The Park Service has removed more than 113,000 marijuana plants from Sequoia since 2001. This spring, park staffers finished a month-long project to restore 166 acres of wilderness damaged by farming. Crews removed 4,650 pounds of garbage and equipment — including 5.3 miles of irrigation hose and more than 5,000 pounds of fertilizer — from 31 gardens and seven camps.
Sequoia has received some money to help with law enforcement and forest restoration. But Chief Ranger J.D. Swed said $2 million “would provide a much safer place for people in general.”
Where Congress stands
U.S. Sen. Craig Thomas, R-Wyo., offered an amendment to the immigration bill in April that would turn over the responsibility for security in parks to Customs and Border Protection.
The fate of the measure is unclear. The House and Senate still must reach a compromise on the contentious bill this summer.

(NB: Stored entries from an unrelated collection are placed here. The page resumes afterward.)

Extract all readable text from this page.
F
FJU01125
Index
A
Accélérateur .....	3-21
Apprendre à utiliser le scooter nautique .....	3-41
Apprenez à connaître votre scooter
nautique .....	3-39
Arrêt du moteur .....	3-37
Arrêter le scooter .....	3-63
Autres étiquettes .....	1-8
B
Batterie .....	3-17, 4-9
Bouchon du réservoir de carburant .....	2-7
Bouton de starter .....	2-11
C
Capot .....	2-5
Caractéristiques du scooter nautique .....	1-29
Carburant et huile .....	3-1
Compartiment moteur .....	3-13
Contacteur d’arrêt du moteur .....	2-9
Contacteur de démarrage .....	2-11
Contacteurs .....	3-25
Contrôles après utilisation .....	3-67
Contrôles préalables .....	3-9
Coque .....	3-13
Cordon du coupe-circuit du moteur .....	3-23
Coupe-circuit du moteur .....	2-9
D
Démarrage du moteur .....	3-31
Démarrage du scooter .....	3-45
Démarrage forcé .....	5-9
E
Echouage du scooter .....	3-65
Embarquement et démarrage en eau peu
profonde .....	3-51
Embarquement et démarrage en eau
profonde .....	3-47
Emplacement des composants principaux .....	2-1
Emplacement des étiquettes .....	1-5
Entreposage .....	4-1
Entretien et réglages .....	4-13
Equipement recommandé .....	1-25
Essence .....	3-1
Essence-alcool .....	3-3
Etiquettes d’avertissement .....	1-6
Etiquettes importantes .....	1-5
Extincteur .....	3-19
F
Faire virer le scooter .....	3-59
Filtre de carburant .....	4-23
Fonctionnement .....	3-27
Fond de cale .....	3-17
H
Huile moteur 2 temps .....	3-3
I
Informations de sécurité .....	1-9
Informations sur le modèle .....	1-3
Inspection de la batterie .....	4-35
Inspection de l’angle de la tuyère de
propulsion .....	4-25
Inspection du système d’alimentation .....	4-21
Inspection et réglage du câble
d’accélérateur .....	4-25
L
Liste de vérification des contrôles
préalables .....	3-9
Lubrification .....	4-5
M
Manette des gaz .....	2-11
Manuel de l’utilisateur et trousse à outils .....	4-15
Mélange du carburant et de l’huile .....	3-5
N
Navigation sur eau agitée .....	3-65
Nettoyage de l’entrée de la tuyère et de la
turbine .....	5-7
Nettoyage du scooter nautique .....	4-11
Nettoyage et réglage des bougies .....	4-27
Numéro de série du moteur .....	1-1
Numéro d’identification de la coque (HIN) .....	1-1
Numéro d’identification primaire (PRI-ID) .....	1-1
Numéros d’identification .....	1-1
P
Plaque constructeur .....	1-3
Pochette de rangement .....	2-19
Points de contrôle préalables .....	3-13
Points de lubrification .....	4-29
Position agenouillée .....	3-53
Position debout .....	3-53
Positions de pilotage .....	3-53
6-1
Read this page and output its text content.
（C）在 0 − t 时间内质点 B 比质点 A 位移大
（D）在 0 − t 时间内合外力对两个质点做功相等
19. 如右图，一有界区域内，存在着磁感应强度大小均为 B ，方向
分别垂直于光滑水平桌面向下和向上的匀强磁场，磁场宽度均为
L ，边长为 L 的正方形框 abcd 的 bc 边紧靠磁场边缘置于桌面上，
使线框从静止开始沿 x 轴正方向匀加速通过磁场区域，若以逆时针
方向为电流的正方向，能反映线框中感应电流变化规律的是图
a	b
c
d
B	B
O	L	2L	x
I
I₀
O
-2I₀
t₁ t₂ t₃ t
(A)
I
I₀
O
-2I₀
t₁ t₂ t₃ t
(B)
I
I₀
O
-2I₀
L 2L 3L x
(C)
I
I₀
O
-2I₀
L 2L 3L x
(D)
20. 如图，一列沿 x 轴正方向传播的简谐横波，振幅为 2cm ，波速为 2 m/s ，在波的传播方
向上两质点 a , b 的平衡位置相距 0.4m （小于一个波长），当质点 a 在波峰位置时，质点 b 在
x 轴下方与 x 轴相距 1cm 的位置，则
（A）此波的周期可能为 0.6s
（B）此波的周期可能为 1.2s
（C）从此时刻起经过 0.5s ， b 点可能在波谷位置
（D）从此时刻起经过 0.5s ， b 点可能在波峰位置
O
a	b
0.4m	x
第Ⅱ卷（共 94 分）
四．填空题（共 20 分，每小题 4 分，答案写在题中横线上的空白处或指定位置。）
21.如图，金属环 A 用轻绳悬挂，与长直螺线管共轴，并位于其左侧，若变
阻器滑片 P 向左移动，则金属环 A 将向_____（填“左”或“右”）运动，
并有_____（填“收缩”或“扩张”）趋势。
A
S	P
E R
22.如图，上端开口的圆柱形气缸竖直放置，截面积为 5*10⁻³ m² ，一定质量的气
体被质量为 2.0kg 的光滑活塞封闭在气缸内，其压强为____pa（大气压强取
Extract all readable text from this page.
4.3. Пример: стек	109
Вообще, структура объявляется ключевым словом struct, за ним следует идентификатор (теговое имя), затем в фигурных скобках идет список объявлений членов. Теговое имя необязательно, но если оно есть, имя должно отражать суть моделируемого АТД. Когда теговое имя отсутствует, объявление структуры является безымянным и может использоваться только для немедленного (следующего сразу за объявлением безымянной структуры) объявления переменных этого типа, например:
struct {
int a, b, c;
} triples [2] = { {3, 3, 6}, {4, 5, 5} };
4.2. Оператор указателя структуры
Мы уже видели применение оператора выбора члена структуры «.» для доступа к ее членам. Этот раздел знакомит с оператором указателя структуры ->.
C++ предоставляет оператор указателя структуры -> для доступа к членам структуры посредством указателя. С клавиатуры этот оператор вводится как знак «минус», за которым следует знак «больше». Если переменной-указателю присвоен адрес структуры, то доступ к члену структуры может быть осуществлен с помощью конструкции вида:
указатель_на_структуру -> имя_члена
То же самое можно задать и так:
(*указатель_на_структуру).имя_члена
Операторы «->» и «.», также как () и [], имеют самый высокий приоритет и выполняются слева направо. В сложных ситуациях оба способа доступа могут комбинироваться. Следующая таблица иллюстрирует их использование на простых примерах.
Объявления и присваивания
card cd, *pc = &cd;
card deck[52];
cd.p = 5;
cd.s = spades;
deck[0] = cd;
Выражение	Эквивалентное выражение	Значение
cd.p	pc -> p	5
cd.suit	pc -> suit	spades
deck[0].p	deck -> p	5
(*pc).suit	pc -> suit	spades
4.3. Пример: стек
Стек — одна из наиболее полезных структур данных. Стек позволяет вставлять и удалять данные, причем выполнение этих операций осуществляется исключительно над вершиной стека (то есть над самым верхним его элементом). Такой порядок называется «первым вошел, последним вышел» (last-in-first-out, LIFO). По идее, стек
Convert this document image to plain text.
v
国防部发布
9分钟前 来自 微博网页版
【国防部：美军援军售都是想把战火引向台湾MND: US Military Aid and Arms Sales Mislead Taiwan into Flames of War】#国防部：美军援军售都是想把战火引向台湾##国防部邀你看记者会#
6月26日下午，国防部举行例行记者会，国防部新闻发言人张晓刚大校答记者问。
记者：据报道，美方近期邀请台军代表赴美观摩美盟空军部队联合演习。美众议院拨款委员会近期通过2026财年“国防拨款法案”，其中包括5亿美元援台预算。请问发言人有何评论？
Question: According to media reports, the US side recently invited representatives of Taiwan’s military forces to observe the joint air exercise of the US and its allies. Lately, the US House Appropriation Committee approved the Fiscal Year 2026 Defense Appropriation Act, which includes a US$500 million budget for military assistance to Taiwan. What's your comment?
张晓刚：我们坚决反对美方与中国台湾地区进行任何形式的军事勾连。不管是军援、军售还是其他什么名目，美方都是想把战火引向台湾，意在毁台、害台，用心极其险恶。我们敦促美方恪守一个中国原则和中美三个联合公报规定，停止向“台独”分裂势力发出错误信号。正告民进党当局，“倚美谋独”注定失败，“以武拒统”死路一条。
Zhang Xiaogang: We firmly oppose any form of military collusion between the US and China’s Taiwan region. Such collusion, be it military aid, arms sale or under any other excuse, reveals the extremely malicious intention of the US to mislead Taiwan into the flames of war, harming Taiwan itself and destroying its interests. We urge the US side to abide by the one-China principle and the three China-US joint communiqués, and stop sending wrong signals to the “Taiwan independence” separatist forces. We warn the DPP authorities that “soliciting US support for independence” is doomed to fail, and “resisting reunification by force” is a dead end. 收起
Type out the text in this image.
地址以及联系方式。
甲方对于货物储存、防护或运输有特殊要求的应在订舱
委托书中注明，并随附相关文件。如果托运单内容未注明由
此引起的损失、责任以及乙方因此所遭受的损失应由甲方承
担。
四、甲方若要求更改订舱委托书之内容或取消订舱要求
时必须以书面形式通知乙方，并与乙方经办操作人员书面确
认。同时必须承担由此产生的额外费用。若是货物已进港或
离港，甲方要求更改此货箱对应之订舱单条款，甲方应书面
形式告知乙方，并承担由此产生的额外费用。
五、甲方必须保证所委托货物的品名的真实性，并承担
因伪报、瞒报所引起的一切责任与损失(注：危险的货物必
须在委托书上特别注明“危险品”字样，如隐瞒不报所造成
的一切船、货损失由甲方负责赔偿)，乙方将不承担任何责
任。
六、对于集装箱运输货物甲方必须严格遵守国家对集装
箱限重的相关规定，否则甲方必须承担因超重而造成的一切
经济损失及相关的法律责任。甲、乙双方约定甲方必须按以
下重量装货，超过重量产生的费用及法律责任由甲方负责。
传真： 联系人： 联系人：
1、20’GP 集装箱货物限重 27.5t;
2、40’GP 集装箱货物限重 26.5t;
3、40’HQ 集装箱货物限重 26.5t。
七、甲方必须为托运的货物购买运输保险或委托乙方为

Mr. Thomas’ amendment also provides unmanned aerial vehicles, remote video surveillance cameras and sensors along the border.
“While I understand that the Park Service law enforcement will inevitably play a role in border security, we need to keep their jobs focused on protecting the park, not our international borders,” he said in a statement.
Ms. Billings says cameras would be especially useful in Organ Pipe, where smugglers already have tried to breach the vehicle barrier.
She says the damage to the Sonoran Desert has been hard to watch.
“I’m supposed to protect this place,” she says. “The scars will be here for years and years and years.”
Associated Press Writer John Heilprin contributed from Washington.